Lositskaya Dikişi

Lositsky ameliyatı veya Lositsky yöntemi olarak da bilinen Lositsky dikişi, 1952 yılında Sovyet kadın doğum uzmanı-jinekolog Valentina Aleksandrovna Lositskaya tarafından geliştirildi ve pelvik tümörlerin çıkarılmasından sonra komplikasyonları ve yumurtalık kütüğü çevresinde yapışıklık gelişme riskini azaltmak ve en aza indirmek için tasarlandı. kadınlarda. Yöntem başlangıçta genel literatürde tanımlanmıştı, ancak daha sonra yayınlanan daha ayrıntılı bilimsel çalışmalar ve metodolojik çalışmalar, cerrahi tekniğin kapsamlı bir şekilde incelenmesine ve geliştirilmesine yardımcı oldu.

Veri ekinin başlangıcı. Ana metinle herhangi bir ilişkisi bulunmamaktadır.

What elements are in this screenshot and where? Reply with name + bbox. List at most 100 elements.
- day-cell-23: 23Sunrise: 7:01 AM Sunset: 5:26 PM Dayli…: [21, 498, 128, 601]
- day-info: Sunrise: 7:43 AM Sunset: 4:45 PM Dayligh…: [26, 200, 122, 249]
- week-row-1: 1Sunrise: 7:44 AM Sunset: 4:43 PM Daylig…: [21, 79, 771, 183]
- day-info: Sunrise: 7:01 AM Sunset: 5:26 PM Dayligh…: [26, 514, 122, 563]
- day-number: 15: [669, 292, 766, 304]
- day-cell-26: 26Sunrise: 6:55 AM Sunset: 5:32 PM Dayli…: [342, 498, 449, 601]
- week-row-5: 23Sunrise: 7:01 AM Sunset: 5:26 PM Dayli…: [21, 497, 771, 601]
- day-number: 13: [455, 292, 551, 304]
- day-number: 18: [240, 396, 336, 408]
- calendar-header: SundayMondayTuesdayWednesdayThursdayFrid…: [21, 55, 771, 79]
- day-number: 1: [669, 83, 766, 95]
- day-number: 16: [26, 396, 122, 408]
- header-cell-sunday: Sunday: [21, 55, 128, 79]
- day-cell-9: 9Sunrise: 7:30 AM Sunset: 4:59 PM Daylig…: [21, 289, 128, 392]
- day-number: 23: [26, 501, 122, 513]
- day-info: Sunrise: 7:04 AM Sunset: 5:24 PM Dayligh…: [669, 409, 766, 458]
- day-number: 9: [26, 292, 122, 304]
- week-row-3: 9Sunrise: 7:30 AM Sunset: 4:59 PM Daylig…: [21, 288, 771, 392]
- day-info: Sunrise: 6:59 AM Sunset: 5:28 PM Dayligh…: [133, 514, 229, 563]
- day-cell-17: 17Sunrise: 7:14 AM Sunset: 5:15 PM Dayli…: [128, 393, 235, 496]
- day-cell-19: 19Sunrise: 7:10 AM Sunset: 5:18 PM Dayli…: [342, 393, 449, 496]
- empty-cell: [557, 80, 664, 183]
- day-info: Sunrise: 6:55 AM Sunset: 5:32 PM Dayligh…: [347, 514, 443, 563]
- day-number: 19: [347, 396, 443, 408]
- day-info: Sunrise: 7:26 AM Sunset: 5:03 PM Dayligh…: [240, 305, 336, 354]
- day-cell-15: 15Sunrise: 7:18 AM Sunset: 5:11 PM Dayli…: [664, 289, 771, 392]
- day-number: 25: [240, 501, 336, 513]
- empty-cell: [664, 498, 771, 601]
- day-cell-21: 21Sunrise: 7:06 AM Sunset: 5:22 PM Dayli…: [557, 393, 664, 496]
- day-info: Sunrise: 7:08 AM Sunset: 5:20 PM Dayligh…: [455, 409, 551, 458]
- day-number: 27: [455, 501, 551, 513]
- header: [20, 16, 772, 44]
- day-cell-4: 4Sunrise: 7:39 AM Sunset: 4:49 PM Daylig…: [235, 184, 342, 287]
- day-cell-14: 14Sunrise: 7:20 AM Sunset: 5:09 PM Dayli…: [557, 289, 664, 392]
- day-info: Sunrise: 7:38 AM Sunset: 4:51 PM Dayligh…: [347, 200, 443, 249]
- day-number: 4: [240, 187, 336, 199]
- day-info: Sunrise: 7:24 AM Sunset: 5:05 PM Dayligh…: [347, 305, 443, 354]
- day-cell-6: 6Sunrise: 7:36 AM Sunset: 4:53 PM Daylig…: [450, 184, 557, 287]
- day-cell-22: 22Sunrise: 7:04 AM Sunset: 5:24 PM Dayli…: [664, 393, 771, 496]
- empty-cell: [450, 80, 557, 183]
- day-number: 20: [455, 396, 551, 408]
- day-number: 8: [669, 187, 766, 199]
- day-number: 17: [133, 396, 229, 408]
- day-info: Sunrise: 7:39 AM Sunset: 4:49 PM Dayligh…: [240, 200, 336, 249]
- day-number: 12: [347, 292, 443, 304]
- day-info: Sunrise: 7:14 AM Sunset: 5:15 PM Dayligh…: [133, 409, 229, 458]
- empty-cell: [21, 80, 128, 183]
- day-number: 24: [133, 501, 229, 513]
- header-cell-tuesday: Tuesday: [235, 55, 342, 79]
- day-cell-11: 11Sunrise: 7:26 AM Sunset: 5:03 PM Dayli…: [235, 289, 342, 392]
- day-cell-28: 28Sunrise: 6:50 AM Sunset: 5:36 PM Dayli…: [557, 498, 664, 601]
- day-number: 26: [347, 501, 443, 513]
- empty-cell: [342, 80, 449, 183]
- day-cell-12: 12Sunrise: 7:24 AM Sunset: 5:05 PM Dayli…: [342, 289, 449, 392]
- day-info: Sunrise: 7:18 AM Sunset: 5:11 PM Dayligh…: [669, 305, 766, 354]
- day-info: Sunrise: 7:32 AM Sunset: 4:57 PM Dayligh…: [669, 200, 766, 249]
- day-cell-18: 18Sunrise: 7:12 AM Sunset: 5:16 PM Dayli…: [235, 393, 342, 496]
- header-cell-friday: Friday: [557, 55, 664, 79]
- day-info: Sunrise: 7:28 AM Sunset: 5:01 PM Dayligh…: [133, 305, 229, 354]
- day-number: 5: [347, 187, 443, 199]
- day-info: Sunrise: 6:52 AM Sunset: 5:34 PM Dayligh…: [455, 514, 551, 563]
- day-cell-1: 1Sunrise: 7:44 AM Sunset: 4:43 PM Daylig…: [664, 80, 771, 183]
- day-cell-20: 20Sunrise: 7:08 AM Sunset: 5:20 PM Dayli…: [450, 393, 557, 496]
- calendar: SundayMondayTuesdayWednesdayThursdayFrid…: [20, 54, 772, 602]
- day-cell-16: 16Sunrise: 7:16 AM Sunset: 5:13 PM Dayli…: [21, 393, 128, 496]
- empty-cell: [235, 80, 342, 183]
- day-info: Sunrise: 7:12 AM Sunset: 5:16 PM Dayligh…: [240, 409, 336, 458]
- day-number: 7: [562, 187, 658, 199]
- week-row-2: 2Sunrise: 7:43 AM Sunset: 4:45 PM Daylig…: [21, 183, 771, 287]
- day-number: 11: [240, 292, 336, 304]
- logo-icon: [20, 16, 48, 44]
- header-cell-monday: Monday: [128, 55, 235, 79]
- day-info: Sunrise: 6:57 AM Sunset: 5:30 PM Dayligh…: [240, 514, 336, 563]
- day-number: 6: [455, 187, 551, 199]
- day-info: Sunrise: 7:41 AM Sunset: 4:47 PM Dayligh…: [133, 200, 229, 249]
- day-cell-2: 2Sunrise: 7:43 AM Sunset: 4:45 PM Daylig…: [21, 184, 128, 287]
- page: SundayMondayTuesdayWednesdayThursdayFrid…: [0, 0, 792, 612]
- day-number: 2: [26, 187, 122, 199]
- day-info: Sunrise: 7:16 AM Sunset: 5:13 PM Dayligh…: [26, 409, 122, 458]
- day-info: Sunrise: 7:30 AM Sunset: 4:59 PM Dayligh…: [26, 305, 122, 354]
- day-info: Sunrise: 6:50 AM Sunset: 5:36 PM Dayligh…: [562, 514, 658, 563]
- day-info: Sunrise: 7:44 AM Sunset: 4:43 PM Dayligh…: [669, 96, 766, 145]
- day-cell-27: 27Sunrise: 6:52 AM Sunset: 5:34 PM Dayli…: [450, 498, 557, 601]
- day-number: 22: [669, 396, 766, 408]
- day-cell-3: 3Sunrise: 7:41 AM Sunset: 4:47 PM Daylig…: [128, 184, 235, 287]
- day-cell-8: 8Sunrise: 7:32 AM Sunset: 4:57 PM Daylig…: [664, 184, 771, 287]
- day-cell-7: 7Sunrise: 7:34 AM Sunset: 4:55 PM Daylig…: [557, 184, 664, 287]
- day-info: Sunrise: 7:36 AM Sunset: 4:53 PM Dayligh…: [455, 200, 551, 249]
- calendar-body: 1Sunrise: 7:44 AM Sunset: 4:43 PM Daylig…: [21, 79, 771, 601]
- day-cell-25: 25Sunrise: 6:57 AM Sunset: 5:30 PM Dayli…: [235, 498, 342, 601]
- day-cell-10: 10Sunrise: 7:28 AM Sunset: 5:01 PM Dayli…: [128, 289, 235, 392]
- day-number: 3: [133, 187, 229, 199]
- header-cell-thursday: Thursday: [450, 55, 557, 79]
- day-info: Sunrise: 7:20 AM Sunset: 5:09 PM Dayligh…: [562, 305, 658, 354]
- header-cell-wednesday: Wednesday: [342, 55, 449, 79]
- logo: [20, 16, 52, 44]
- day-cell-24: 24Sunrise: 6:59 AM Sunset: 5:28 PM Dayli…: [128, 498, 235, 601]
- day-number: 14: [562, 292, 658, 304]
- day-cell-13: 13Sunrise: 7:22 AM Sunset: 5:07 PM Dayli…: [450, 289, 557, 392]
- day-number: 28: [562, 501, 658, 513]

Lositsky dikişi, yumurtalık kütüğü ile rahim arasında manuel olarak bir "düğüm" oluşturulmasını ve ameliyat sırasında yumurtalık altında bulunan dokuya özel bir şekilde uygulanan katgüt ve doğal ipek kullanılarak elde edilen boşluğun özel dikişlerle kapatılmasını içerir. Dikişler, mekanik destek sağlayacak ve yumurtalık kütüğünün rahim ve yumurtalıkların fonksiyonunda sorunlara yol açabilecek yer değiştirmesini veya inmesini önleyecek şekilde yapılır.



Lositsky dikişi, sezaryen sırasındaki klasik dairesel dikişin bir modifikasyonudur. Operasyon fikri, standart sütürleri geliştiren ve kullanıma sunan Ukraynalı kadın doğum uzmanı Vera Fedorovna Lositskaya'ya aitti. Bu yöntem amniyotik kesenin üstte olduğu durumlarda kullanılır. Lositsa-I, rahmin yalnızca bir tarafına dairesel dikişler atmayı önerdi ve daha sonra katgütü manuel olarak sıkıca bir araya getirdi, bu nedenle cerrah Lositsky'nin dairesel dikişlerine genellikle mositsitsa veya lotik dikişler denir. İlk kez böyle bir prosedürü gerçekleştirme tekniği kadın doğum uzmanı Kandid Timofeevich Chernovsky tarafından tanımlandı. Ancak pratikte teknik kendini kanıtlamış ve hayranlarını bulmuştur. Dikiş neden en sıradan olarak adlandırılmıyor? Bu tip değiştirilmiş bir klasik yuvarlak dikiştir. Kadın doğum uzmanları sezaryen için Lositsky sütürünü kullandıklarında hasta rahim kesi yerinde daha az ağrı hisseder. Ayrıca bu tip dikişlerden sonra rahim üzerindeki izinin deforme olma riskinin de azaldığını da unutmamak gerekir. Katgüt şap sayesinde yara dokusu oluşumu yavaş ve eşit bir şekilde gerçekleşir ve dikişlerin ayrılma riski birkaç kat azalır. Bu operasyon aynı zamanda enfeksiyonların düzeyini etkileyen açık uterus fundusunda da gerçekleştirilir.